Le référendum d'indépendance de la Catalogne a été organisé malgré son invalidation par la Cour constitutionnelle espagnole, dont les décisions ont servi de base au gouvernement espagnol pour tenter d'empêcher le vote, au prix parfois d'un recours décrié à la force.
Le scrutin n'a par ailleurs pas bénéficié des garanties habituellement exigées (commission électorale, assesseurs, listes électorales publiques, vote secret...), rendant improbable la reconnaissance par les 28 d'une indépendance de la Catalogne proclamée sur cette base.
Si à l'issue d'une médiation Madrid consentait à organiser une nouvelle consultation "légale", respectant à ses yeux la Constitution espagnole, le résultat pourrait ouvrir la voie à une déclaration d'indépendance reconnue par la communauté internationale, à commencer par l'Union européenne. A ce stade, ce scénario semble toutefois hautement improbable.

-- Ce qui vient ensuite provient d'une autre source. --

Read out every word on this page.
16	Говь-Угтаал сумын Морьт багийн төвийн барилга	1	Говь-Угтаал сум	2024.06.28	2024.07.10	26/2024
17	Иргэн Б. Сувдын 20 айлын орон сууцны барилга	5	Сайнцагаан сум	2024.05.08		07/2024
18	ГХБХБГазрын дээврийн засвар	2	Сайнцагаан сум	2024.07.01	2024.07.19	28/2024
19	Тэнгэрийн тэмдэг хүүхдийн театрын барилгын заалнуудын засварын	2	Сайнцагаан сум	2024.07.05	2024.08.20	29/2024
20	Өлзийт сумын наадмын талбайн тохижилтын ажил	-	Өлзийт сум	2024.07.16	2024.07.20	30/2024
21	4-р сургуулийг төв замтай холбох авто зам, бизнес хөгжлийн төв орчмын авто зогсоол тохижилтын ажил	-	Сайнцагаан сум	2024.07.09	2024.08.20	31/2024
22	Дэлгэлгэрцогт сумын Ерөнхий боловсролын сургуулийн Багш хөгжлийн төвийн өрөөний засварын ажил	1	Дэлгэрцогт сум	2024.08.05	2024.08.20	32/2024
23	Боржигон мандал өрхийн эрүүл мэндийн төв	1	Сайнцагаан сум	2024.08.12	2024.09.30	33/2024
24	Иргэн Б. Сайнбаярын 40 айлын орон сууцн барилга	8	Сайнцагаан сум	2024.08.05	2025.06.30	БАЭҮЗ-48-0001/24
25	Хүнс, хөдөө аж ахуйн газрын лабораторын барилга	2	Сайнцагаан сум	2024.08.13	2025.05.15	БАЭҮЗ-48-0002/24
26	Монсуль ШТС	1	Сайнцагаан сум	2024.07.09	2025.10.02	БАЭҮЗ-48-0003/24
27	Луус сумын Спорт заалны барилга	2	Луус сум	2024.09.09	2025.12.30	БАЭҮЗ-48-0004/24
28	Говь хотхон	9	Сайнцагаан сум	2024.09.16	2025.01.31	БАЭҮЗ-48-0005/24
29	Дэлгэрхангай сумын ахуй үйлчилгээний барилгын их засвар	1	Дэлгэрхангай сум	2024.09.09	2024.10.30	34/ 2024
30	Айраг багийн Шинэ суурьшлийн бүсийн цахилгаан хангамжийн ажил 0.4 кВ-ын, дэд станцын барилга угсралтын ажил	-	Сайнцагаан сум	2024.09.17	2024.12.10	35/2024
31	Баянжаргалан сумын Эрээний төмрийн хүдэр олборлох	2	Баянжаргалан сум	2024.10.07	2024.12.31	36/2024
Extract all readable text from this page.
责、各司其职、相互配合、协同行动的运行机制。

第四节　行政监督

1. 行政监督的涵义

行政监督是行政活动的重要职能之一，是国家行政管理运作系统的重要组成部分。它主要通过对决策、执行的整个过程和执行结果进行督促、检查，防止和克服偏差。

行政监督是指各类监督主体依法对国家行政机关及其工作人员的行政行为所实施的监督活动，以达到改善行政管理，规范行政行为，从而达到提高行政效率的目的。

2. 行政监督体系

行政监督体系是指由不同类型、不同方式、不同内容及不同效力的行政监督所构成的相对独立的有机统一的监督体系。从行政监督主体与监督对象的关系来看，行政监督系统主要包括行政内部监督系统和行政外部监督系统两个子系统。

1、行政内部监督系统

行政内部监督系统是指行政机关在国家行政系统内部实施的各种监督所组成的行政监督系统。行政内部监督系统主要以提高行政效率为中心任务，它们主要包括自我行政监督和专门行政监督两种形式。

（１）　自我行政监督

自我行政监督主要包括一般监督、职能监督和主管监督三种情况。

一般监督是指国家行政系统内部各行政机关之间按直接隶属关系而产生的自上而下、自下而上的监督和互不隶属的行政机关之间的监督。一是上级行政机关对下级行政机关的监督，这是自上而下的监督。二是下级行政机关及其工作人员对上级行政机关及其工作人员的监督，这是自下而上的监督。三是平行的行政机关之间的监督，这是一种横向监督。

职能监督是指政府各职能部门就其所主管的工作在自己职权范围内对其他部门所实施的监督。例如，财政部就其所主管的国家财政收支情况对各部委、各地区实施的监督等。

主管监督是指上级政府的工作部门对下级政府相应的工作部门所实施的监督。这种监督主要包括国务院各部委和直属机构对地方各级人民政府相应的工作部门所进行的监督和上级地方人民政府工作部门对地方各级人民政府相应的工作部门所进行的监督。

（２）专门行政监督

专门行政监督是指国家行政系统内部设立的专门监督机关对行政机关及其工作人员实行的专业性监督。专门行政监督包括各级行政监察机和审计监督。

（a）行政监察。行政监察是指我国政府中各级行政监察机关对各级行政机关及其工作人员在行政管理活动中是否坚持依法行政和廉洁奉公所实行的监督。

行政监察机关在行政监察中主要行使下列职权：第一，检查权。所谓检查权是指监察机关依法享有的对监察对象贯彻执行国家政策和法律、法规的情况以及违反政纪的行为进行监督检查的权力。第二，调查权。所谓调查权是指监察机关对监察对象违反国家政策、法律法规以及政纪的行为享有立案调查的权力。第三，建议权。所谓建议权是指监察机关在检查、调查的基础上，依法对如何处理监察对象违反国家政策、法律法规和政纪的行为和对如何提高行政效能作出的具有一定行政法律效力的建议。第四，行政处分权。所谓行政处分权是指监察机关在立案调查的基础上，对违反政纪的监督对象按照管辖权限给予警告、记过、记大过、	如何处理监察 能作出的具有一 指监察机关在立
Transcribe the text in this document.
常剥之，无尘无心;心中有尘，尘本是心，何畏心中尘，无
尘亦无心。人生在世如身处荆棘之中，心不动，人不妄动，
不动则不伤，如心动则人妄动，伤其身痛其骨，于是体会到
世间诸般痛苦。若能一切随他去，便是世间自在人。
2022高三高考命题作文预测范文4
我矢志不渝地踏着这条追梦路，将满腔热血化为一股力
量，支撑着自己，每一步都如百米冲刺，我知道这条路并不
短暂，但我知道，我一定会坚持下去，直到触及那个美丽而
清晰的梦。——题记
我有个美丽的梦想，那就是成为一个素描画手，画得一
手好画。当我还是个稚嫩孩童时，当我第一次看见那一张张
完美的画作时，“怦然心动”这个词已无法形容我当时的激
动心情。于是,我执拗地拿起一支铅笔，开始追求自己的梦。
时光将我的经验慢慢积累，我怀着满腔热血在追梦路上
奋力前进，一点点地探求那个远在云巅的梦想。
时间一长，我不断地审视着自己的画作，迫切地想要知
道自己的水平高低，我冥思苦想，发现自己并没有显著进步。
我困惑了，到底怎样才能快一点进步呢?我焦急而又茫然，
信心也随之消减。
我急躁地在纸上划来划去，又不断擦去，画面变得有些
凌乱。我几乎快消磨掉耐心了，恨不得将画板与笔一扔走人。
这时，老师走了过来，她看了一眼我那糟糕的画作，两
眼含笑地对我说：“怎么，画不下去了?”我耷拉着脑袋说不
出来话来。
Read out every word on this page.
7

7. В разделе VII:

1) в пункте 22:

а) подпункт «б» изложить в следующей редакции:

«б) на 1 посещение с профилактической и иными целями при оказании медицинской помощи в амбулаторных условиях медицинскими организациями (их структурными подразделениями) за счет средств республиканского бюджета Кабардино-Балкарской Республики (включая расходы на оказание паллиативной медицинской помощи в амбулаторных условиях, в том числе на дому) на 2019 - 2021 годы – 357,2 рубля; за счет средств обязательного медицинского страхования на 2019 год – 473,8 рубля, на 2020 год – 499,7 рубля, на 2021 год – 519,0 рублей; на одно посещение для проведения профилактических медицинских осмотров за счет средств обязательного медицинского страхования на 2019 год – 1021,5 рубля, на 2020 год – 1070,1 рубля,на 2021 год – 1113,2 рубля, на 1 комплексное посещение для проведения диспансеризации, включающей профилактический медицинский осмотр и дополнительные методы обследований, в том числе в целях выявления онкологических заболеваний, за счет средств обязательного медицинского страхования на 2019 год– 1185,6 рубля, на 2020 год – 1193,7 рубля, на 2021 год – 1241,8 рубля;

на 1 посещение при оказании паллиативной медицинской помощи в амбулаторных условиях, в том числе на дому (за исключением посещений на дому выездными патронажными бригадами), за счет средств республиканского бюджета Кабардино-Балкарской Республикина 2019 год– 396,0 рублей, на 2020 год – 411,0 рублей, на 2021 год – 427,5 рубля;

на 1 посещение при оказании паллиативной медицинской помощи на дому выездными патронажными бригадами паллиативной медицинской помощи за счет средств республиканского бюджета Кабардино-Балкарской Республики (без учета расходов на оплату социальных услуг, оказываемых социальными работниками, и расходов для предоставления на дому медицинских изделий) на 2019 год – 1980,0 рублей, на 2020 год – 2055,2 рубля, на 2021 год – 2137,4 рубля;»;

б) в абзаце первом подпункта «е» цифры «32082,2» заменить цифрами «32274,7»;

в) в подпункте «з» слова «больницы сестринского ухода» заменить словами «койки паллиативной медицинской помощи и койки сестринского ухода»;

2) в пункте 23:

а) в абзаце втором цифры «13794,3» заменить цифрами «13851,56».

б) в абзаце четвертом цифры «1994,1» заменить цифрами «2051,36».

Les traités fondateurs de l'UE ne prévoient pas la marche à suivre en cas de scission d'une partie du territoire d'un Etat membre, mais la Commission européenne se base depuis 13 ans sur la "doctrine Prodi", du nom de Romano Prodi, ancien président de l'exécutif européen.
Cette "position juridique" établit le principe selon lequel un Etat né d'une sécession au sein de l'UE ne serait pas automatiquement considéré comme faisant partie de l'Union.
"Une région nouvellement indépendante deviendrait, du fait de son indépendance, un pays tiers par rapport à l'Union et tous les traités ne s'appliqueraient plus à son territoire dès le premier jour de son indépendance", avait affirmé M. Prodi en 2004.
Il lui faudrait donc "se porter candidate pour devenir un membre de l'Union", puis des négociations seraient engagées pour l'intégrer à l'UE après un feu vert -à l'unanimité- des 28 Etats membres.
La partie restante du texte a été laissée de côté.